When you’re trapped underground in a subway car, there is not much to do besides send angry tweets.
Remain calm and wait for instructions from MBTA personnel, said T spokesperson Lydia Rivera.
But if it’s an incident that staff might not know about, drop your phone and jump into action.
The T encourages passengers to pitch in.
“[Customers] can depress the Passenger Emergency Intercom located on the train for assistance,” she said.
Rivera said MBTA employees receive training annually on how to respond to various emergency situations including medical response and evacuations, ensuring customers are safe during sticky situations.
Last week, two separate T trains broke down while underground — once in Porter Square, when two Red Line trains stalled, trapping more than 400 people below the surface for more than two hours, and again last weekend on the Green Line near Kenmore Square when a car derailed.
Personnel, with the assistance of fire and police, helped get patient passengers above the ground.
Train breakdowns can occur during the summertime when a car’s auxiliary power supply overheats.
Derailments often result from kinks in the train’s tracks from extreme heat.
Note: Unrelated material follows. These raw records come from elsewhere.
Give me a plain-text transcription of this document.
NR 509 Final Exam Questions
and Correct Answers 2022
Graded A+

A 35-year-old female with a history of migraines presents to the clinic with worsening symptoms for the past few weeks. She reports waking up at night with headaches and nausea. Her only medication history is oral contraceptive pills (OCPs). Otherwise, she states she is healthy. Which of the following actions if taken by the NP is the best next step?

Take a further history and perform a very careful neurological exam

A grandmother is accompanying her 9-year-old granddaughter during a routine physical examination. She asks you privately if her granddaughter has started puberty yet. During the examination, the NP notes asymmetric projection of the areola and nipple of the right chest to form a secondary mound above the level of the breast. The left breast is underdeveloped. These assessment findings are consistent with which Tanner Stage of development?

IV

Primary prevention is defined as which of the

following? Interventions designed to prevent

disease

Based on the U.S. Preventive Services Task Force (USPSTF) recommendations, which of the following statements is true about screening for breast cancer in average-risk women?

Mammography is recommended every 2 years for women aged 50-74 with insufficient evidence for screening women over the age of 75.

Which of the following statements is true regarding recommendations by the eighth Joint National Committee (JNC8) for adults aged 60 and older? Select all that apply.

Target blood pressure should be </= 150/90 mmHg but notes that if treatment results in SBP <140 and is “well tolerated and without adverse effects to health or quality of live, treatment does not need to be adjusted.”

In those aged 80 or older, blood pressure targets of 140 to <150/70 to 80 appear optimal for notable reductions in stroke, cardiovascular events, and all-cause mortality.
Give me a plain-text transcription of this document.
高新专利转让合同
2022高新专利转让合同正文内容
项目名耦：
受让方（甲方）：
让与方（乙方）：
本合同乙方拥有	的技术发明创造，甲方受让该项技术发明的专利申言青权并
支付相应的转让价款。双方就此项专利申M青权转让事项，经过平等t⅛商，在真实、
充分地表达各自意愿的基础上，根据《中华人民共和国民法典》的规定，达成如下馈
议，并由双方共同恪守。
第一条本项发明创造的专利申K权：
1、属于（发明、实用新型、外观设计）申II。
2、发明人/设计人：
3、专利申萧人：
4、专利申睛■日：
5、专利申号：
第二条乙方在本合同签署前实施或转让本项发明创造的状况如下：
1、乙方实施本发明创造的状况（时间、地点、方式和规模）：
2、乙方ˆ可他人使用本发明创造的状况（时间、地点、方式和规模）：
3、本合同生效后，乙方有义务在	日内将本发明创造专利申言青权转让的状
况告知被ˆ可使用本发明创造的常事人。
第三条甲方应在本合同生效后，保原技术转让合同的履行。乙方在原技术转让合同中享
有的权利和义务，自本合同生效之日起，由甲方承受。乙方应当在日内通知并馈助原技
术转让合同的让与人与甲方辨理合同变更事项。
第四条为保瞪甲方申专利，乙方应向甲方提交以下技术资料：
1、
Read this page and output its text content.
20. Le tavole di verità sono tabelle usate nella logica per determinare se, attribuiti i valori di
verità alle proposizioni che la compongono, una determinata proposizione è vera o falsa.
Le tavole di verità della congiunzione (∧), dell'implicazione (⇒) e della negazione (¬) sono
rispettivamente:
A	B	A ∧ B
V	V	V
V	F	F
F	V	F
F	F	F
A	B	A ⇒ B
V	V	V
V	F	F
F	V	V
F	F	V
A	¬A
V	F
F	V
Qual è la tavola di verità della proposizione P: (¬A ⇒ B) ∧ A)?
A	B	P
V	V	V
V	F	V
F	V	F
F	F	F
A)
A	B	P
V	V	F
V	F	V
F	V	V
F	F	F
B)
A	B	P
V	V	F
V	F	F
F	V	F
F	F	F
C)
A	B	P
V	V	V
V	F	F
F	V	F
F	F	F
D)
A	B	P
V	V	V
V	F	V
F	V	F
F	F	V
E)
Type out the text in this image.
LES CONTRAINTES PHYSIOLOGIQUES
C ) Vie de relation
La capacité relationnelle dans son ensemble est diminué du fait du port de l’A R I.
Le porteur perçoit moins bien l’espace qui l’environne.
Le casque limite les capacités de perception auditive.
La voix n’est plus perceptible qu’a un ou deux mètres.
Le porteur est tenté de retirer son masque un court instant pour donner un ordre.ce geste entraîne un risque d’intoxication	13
While both breakdowns are still under investigation, in the event of such emergencies, the T does have protocol to deal with trapped customers.
What they do
The T dispatches as many workers as possible to the scene, while contacting the Transit authorities and local officials. If necessary, a T driver might seek customer assistance during an evacuation after all third rail power is turned off.
Authorities are informed and a power crew and track foreman are brought to the scene to assess. Everything remains untouched until an investigation is done.